This happened a long time ago, on a ranch in the middle of nowhere. The land was isolated—nothing surrounded it except a thin line of trees and a vast, empty plain stretching endlessly in every direction. Only one man lived there. For decades, he lived alone with his livestock, cut off from the rest of the world.
As time passed, a strange disease swept through the ranch. One by one, his animals died, until only a single horse remained. The man did not know where the horse had come from. He remembered that it had already been there before he even began building the ranch—standing alone in the open field, unmoving. When he first approached it, the horse did not look at him, did not flee, did not react at all. It stood perfectly still, like a statue carved from stone.
Eventually, the man decided to build a separate cage for it. To his surprise, the horse somehow ended up inside, standing exactly as it had before, facing the same direction. It never sat, never lay down. Still, the man did not think much of it.
Every day, he tried to feed the horse, but it refused everything he offered. When he washed it, the horse remained motionless, as if allowing him to do whatever he wished. It looked like an ordinary horse—quiet, intact, alive—yet it never moved.

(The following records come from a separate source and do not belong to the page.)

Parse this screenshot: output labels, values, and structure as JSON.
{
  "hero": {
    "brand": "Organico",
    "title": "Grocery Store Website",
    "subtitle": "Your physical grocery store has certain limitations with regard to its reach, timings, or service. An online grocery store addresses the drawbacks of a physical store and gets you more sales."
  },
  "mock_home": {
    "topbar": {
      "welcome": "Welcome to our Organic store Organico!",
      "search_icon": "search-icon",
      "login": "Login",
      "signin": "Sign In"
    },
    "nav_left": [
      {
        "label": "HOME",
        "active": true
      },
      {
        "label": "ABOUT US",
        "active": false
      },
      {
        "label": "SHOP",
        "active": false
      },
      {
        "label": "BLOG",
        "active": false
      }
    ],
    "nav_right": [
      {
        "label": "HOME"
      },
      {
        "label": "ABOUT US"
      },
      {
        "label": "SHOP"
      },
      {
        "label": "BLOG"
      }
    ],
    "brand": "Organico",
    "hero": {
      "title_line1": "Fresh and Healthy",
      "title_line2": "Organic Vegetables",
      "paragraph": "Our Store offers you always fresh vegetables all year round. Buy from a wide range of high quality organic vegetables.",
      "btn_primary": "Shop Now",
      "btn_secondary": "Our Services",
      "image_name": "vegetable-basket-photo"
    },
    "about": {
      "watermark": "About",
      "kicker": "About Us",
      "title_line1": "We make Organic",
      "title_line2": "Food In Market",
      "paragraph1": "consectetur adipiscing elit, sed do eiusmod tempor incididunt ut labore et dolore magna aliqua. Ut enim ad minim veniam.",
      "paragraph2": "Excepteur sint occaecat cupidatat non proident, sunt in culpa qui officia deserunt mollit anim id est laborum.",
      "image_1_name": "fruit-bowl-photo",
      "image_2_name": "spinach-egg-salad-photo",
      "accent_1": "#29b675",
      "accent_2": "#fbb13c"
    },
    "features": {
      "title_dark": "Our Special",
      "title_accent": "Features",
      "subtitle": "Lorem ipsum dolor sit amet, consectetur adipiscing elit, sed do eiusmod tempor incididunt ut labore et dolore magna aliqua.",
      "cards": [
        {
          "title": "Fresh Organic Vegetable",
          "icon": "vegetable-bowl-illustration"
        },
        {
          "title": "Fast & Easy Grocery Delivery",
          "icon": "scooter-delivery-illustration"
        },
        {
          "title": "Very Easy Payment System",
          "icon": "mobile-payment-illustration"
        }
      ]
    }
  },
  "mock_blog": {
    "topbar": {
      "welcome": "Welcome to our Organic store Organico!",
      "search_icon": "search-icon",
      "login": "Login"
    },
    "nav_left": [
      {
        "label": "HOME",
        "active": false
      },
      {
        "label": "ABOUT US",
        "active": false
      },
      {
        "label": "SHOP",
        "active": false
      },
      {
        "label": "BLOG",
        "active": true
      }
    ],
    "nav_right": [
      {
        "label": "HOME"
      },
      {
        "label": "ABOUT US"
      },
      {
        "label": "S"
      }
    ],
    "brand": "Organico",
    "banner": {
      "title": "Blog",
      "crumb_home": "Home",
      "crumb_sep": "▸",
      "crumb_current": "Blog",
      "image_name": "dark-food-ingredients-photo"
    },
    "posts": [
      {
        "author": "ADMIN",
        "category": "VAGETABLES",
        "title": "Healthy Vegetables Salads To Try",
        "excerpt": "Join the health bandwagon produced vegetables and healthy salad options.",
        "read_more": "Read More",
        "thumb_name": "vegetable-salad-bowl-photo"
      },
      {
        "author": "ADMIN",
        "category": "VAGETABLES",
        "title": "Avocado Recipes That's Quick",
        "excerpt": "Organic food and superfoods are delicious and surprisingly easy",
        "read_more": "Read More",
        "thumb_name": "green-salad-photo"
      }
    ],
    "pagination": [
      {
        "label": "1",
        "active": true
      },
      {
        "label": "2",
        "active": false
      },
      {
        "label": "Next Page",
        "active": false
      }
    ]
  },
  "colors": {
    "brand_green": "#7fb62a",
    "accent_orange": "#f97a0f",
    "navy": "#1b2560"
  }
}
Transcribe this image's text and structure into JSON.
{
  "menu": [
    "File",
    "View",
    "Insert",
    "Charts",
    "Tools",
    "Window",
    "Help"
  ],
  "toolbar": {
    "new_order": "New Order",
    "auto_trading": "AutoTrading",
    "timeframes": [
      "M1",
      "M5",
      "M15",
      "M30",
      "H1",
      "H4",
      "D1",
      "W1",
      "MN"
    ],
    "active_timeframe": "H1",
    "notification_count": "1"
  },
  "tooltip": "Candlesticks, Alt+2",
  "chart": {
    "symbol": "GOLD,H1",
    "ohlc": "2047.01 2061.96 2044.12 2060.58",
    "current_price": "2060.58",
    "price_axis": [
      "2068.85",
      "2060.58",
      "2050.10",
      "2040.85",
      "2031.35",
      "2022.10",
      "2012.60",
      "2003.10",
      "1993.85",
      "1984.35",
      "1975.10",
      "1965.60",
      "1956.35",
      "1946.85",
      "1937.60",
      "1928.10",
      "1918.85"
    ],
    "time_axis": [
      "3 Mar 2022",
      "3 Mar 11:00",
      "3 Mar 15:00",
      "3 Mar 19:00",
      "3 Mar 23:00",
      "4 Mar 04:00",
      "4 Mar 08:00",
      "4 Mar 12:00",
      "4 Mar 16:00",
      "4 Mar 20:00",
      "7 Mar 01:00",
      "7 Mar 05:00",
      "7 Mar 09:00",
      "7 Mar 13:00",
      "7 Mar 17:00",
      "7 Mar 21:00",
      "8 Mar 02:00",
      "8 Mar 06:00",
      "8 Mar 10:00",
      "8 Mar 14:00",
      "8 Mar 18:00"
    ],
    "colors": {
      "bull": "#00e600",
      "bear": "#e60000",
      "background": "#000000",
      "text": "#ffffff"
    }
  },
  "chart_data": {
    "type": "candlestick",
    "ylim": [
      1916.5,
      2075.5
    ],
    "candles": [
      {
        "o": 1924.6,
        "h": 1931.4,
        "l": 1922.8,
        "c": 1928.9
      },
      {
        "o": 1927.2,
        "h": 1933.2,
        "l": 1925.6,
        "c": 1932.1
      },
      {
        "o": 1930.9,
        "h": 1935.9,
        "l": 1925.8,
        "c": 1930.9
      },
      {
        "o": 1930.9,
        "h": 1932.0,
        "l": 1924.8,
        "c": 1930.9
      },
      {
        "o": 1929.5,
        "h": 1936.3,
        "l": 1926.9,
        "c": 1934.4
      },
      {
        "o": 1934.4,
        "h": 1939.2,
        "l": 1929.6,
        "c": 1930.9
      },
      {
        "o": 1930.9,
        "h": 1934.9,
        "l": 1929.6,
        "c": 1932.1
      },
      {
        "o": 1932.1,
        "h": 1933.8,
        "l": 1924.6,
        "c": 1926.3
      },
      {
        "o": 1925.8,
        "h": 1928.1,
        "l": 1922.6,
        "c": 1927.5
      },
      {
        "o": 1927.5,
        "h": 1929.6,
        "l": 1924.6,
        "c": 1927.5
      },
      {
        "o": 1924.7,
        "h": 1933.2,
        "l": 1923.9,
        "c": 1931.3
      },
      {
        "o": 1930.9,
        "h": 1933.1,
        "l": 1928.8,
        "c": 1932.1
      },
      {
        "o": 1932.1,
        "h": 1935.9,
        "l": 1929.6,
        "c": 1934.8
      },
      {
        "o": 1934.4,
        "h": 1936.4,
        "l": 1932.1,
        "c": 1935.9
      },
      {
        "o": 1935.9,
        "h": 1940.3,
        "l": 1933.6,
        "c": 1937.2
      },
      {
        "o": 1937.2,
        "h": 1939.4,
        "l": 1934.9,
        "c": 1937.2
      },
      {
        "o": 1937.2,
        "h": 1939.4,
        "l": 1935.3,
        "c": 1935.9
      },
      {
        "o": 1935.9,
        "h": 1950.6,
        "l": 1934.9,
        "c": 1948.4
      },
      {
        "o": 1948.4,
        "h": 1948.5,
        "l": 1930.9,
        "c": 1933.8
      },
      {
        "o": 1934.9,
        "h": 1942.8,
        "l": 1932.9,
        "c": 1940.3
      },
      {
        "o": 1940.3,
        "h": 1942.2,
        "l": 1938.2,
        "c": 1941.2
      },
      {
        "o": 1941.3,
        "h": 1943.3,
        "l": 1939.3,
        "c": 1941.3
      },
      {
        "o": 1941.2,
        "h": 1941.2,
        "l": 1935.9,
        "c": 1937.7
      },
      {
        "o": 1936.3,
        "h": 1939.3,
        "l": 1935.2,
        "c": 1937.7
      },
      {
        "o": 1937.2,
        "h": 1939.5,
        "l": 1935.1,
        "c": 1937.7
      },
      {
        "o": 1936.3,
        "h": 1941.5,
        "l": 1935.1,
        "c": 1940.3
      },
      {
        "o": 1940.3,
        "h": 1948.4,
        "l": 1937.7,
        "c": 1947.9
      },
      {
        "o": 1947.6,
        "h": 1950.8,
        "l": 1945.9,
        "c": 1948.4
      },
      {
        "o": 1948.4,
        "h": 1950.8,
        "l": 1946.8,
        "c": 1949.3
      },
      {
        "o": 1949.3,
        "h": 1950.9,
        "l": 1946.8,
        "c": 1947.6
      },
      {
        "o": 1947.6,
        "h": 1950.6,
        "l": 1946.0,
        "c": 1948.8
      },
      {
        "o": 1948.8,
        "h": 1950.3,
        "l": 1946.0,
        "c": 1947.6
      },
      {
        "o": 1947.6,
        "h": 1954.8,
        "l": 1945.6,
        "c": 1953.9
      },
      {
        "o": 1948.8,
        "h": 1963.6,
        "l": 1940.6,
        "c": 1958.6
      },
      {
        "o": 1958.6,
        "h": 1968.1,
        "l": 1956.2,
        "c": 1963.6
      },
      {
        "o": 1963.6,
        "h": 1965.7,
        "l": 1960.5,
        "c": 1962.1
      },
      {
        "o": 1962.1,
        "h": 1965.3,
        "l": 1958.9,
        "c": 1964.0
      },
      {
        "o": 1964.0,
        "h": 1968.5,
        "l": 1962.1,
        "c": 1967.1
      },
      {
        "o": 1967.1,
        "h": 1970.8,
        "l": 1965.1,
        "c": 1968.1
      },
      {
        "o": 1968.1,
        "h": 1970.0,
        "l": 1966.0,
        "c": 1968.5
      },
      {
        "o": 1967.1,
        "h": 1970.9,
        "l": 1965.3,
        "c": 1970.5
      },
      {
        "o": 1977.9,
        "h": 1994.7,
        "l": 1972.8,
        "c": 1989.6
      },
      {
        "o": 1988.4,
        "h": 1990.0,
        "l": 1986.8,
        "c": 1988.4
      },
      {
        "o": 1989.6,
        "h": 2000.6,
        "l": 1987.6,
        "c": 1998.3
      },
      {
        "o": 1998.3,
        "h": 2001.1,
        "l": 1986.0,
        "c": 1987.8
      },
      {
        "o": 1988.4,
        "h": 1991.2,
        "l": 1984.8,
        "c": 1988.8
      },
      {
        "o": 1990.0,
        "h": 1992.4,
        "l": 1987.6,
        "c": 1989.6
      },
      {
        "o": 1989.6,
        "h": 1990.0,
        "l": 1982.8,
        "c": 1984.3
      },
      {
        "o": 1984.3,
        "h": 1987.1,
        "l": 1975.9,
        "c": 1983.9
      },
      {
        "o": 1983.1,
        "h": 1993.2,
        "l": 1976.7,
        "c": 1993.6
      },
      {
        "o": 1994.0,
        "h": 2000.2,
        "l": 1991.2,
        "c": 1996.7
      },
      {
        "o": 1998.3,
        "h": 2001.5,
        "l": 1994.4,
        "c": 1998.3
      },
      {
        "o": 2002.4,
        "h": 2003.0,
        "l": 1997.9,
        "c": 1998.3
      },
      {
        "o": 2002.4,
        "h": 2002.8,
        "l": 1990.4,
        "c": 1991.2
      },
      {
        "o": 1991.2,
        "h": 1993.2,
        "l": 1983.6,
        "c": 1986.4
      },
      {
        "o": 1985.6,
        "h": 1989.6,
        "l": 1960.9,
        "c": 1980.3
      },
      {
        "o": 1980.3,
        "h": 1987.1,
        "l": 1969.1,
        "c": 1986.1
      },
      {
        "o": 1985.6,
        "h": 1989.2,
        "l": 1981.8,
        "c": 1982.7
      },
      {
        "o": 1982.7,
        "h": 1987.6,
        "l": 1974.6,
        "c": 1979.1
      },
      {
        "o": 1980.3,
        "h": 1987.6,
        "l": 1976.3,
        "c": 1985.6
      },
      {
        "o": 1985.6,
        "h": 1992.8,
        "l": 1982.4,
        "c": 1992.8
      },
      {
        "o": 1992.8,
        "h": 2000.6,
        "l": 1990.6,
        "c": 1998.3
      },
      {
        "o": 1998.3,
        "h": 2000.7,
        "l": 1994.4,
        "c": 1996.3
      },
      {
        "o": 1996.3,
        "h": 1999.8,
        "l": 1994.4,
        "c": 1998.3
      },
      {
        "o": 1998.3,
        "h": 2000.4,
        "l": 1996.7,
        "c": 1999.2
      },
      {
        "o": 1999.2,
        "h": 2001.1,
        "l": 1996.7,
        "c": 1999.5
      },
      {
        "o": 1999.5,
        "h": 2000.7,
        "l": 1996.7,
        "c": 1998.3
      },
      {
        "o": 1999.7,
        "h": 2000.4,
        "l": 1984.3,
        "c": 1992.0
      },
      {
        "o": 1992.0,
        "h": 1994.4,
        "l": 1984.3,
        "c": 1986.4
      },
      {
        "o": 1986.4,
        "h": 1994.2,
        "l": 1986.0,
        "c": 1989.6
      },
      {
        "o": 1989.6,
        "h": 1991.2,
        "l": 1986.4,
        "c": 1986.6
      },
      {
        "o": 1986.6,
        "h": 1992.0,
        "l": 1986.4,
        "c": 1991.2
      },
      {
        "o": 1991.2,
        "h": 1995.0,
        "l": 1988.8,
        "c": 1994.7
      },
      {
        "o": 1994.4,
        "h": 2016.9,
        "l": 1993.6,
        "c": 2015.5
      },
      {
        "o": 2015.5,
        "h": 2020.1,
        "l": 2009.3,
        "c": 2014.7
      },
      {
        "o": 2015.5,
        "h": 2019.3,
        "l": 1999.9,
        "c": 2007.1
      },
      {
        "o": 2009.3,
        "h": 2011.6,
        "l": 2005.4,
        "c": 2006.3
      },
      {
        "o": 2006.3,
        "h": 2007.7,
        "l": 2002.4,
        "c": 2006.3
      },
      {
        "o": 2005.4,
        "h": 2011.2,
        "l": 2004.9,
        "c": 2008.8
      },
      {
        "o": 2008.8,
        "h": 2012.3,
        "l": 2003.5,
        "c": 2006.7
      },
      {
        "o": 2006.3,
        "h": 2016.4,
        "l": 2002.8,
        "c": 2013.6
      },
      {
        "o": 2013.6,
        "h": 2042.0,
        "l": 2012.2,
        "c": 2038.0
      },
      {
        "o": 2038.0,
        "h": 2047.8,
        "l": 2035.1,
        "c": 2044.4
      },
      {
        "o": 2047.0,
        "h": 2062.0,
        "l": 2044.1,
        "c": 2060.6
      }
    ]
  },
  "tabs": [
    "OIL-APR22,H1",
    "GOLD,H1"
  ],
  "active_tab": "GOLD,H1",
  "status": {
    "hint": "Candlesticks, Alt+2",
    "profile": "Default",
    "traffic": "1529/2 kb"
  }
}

Once, the man tried to ride it, but the horse did not even shift its weight. Eventually, he gave up and left it confined to the cage.
After the disease claimed the rest of his livestock, the man was left starving and desperate, unsure of what to do.
One night, as he slept, he was suddenly awakened by a loud noise echoing through his house. Then came footsteps—slow, gentle, approaching his room. They did not sound barefoot, but heavy, dense, like something hard striking the floor.
Half-asleep and with blurred vision, he saw something standing in his doorway.
It was tall—huge. Its legs and arms resembled those of a horse, yet it stood upright like a man. Moonlight filtered through the window, revealing its full form. The horse was standing on two legs. It had two heads, and its body appeared to be melting, the flesh sagging away to expose the skeleton beneath.
It did not speak. It did not move. It only stood there, watching him.
The man, still drifting between consciousness and sleep, stared back. Neither looked away. At last, he convinced himself it was nothing more than an illusion brought on by hunger and exhaustion, and he closed his eyes once more.
When morning came, the horse was gone.
There were no footprints, no signs of escape, no trace that anyone had taken it. Inside the cage, there was only a complete horse skeleton—and it had two skulls.
Remembering what he had seen the night before, the man decided to establish a plantation instead.